What would be more ideal, would be a camera setup that would provide a semi-panoramic view, undistorted, that we could scan with eye movements. Less ideal, but perhaps workable would be head-tracking, which sort of mimics what I have to do now while riding my motorcycle.
The most ideal would be a method of mimicking natural vision. Wide field of vision, undistorted, peripheral vision. Of course there is nothing out there right now that will do that. So of the technologies that do exist right now, I would guess that head-tracking (if responsive enough) would increase flying accuracy more than depth of field (stereo vision).
I am hoping that with the HD technology coming to FatSharks, that they don't simply increase the resolution while maintaining a 4:3 aspect ratio. If they went to a 16:9 aspect ratio, we might have something that provides a wider field of view that will actually enhance our flying ability.
No apologies necessary, Roy. I wouldn't have asked if I didn't want to hear the answer!
I have to agree that a wider view would be ideal. The optics would have to get a lot better and I just don't know how they will manage that on the small cameras. I have wide angle lenses for my DSLR's that provide a nice wide field of view with very little barrel distortion(fisheye) you speak of, but my keychain camera has a ton of it. well, ...it did... The funny thing is, barrel distortion is frowned upon in lenses, but then a true fisheye is something the lens companies are VERY proud of!
I haven't been able to try the fatsharks yet as the budget just can't squeeze that far right now. They are popular so I guess that says something. Personally, I'd like to try them first before I drop that much cheese on them.
Too bad you live in a southernmost state of the US and I live in a northernmost state. I'd be happy to let you give them a try. Hey, you want to meet in Colorado? They should have some good hobby shops in Denver...

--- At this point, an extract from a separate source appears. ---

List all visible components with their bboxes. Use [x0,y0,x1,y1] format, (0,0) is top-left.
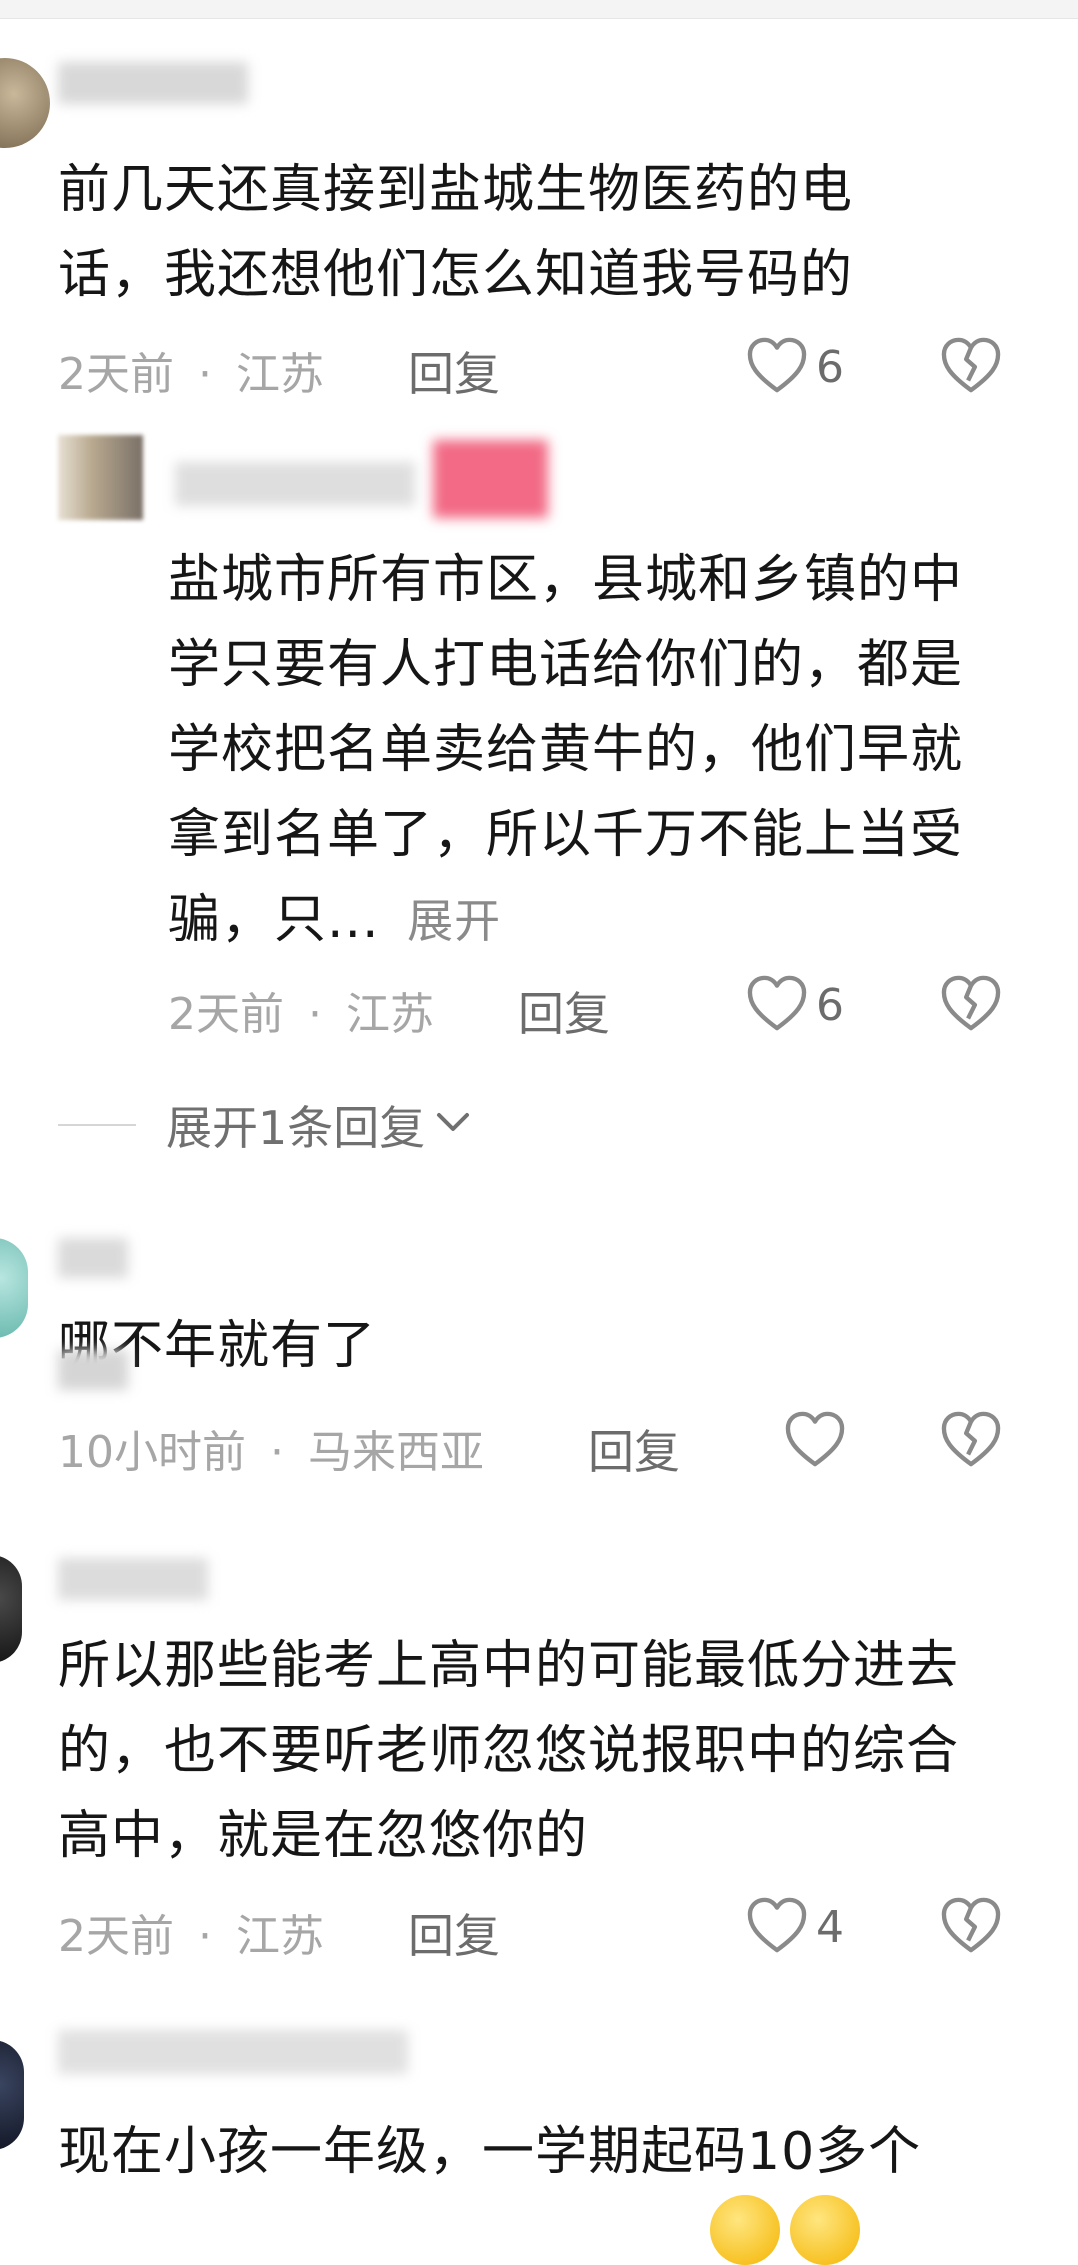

Most of our hobby's creep forward are from the folks in the ranks pushing on a new gadget -- someone figures it out, shares the wealth. If others are convinced it's progress, they'll lend a hand to move it forward.
It doesn't always generate the best solutions, but the ones we keep are the ones that work!
I noticed that the goggle unit had a rather bulky unit with a DVI and HDMI input on it. So I think (without having one to play with), that the hard part would be to get the data to feed into these inputs. That is, the video signal from a stereo video camera, or two video cameras would have to be mixed to the correct signal for the goggles. I'm sure that's why they're selling software developer kits so that they can build the protocols into the games themselves.
But it does address what I was talking about as far as turning your head left or right to look into the turn.
It's funny you guys mention the rift. There are two things in the making right now that will be able to use the rift even the head tracking on one of them. It should be interesting in the future. I can't wait to use my rift for fpv. I tried it once but I couldn't set the ipd from those 2d to 3d converters.